I know it's just barely December, but I'm about one weak storm system away from stripping down and throwing a half-gallon of gasoline and a match on the pile of old straight skis and broken snowboards that has been building up in the garage for the last few seasons. All I want is one big storm. Then another. And another. Piled up on the horizon, loaded and heavy with precipitation for months to come. Nothing like a sacrificial fire and ceremonial booty-shaking dance to get that fickle bitch La Nina and all her snow-god pals on board.
If I really wanted I could dodge lava and ride corduroy off one of the three lifts Mt. Bachelor is running during the week. But the learning curve for early season cat operators coupled with the freeze-thaw cycle that's been oscillating between 33 degrees and 27 degrees for more than five days now puts that option at about a one on my zero-to-five fun scale - way better than going to the gym, but not nearly as good as running trails or sneaking in a few more bike rides. My best option for an early season fix, probably a three on the scale, is going out on classic Nordic gear to scout backcountry line potential.

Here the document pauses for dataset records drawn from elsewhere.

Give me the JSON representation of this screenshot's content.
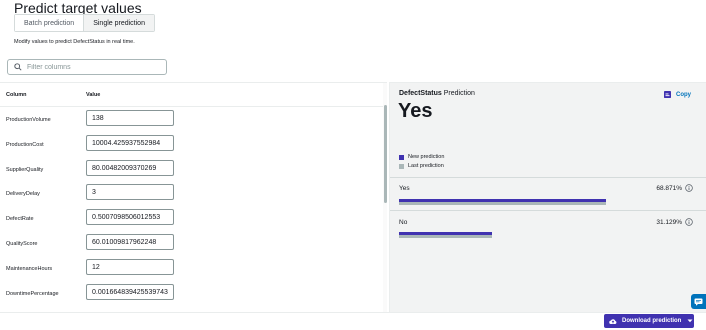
{
  "page": {
    "title": "Predict target values",
    "subtitle": "Modify values to predict DefectStatus in real time."
  },
  "tabs": [
    {
      "label": "Batch prediction",
      "active": false
    },
    {
      "label": "Single prediction",
      "active": true
    }
  ],
  "filter": {
    "placeholder": "Filter columns",
    "icon": "search-icon"
  },
  "table": {
    "column_header": "Column",
    "value_header": "Value",
    "rows": [
      {
        "column": "ProductionVolume",
        "value": "138"
      },
      {
        "column": "ProductionCost",
        "value": "10004.425937552984"
      },
      {
        "column": "SupplierQuality",
        "value": "80.00482009370269"
      },
      {
        "column": "DeliveryDelay",
        "value": "3"
      },
      {
        "column": "DefectRate",
        "value": "0.5007098506012553"
      },
      {
        "column": "QualityScore",
        "value": "60.01009817962248"
      },
      {
        "column": "MaintenanceHours",
        "value": "12"
      },
      {
        "column": "DowntimePercentage",
        "value": "0.0016648394255397436"
      }
    ]
  },
  "prediction": {
    "target_bold": "DefectStatus",
    "target_suffix": " Prediction",
    "copy_label": "Copy",
    "copy_icon": "copy-icon",
    "value": "Yes",
    "legend": [
      {
        "label": "New prediction",
        "color": "#4032b0"
      },
      {
        "label": "Last prediction",
        "color": "#aab7b8"
      }
    ],
    "classes": [
      {
        "label": "Yes",
        "pct_text": "68.871%",
        "new_fraction": 0.68871,
        "last_fraction": 0.68871
      },
      {
        "label": "No",
        "pct_text": "31.129%",
        "new_fraction": 0.31129,
        "last_fraction": 0.31129
      }
    ]
  },
  "footer": {
    "download_label": "Download prediction",
    "download_icon": "cloud-upload-icon",
    "dropdown_icon": "caret-down-icon",
    "chat_icon": "chat-icon"
  },
  "colors": {
    "accent": "#4032b0",
    "link": "#0073bb",
    "muted": "#aab7b8"
  }
}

While the vertical skiing may still be sketchy at this time of year due to low tide conditions that include downed trees, exposed rocks and bare patches, cross-country touring on lightweight skis can be a viable option to suss out future descents. However, according to the Central Oregon Avalanche Association (COAA), everyone traveling in the mountains, regardless of the time of year, should be aware that avalanche danger begins as soon as snow starts accumulating on slopes greater than 30 degrees.
The COAA offers the following reminders to winter enthusiasts entering the backcountry at any time of the season:
Grass and brush sticking out of the snow surface is not an indication of safety. Avalanches can occur any time snow accumulates on a steep slope, regardless of overall snow depth. All that is necessary for a slide to occur is a slab resting on a weak bed surface, including the ground.

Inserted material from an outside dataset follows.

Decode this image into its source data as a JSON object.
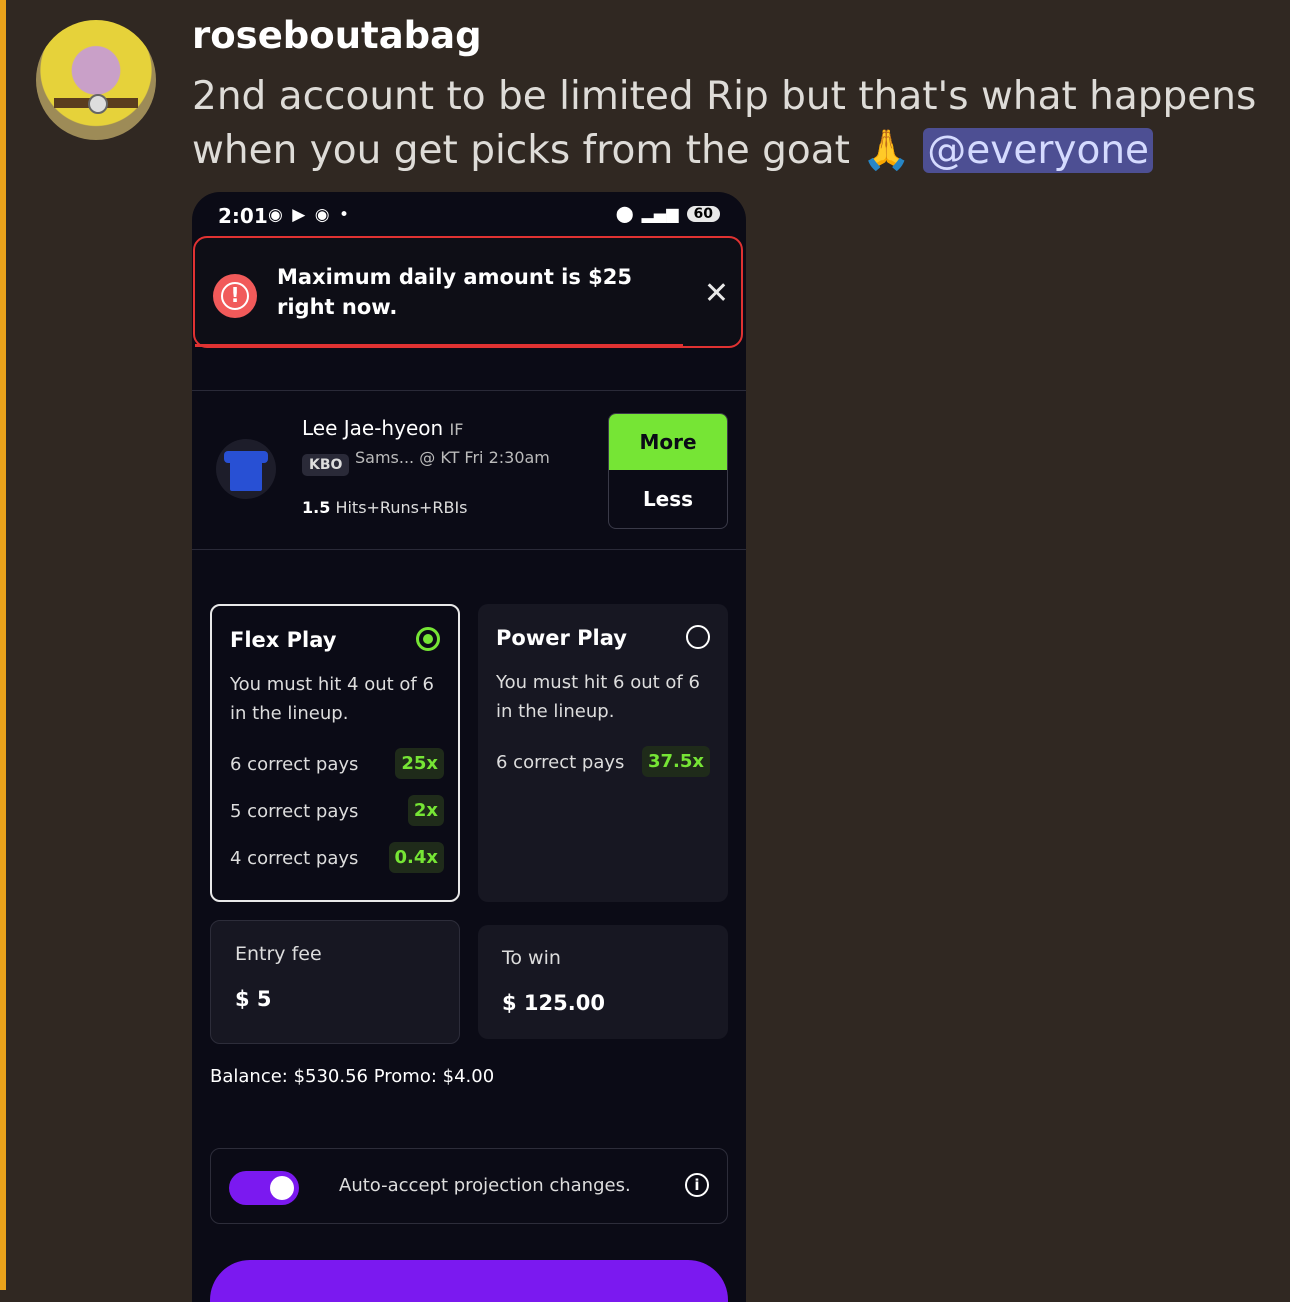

Old snow, including summer snowfields, can also act as a weak layer upon which slides can occur, particularly in early-season avalanches.
During the season, rocks, stumps and trees may anchor the snow pack. However, in the early season these obstacles can result in increased danger during a slide.

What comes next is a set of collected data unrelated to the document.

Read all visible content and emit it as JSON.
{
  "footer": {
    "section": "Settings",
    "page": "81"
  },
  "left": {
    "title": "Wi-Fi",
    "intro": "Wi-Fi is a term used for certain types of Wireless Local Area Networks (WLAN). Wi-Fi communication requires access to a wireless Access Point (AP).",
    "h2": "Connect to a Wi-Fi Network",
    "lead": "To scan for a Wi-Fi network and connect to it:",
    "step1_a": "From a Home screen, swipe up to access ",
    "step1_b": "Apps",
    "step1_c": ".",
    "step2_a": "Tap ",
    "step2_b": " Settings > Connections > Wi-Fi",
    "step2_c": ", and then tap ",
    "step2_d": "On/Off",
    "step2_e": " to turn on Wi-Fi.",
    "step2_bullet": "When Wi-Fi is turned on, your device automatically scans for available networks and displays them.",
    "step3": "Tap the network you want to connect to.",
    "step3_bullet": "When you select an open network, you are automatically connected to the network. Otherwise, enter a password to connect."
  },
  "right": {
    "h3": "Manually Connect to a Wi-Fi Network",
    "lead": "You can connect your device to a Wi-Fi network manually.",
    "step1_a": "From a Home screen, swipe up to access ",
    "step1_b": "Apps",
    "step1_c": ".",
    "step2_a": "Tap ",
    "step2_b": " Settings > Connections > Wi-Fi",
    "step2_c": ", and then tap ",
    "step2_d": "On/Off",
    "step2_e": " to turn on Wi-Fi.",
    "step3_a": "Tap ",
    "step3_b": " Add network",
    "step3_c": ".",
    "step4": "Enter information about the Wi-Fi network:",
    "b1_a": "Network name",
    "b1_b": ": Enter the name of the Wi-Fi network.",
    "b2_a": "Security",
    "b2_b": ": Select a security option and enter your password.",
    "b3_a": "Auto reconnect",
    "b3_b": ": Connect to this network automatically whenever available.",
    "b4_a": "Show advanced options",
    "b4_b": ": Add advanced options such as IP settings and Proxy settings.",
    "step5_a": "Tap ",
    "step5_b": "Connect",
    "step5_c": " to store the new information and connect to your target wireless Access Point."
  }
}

Wind is an important component in the creation of snow slabs. Strong winds can take a three-inch snowstorm and quickly build an 18-inch wind slab. Areas with shallow snow may be very close to deep-drifted areas. It may be quite easy to move rapidly from a very safe area to a very dangerous area without traveling very far.
Last night, I read through the NOAA Climate Prediction Center's December Outlook for the Pacific Northwest. According to all the models based on 30 years of climate data, we should see widespread cold temperatures and precipitation well above normal. Skiing from Upper Three Creeks this morning toward Tam McArthur Rim I wasn't buying it. The Manzanita and muddy ground remain prevalent, and in especially thin zones my ski track left a line of red cinder in its wake. Climate models and weather forecasts, like high-pressure systems, are proving to be a source of frustration.
I'm not excited about lighting old gear on fire and watching as P-Tex curls, blackens and releases noxious fumes, but I'm willing to take one for the team if it means the skies will open to deliver inches upon inches of blower and the opportunity for throat-choking rooster tails. I'll sacrifice my modesty and my green ethic for a few good turns. Maybe it will work, and I'll be able to earn those "green credits" back by spending a season forgoing sleds and chairlifts because I put my early season scouting to work on mid-winter's promised lines.
For more information, or to increase your backcountry knowledge and safety practices consider taking an avalanche awareness class. Central Oregon Community College, Three Sisters Backcountry, and Timberline Mountain Guides all offer avalanche education courses in the Central Oregon area.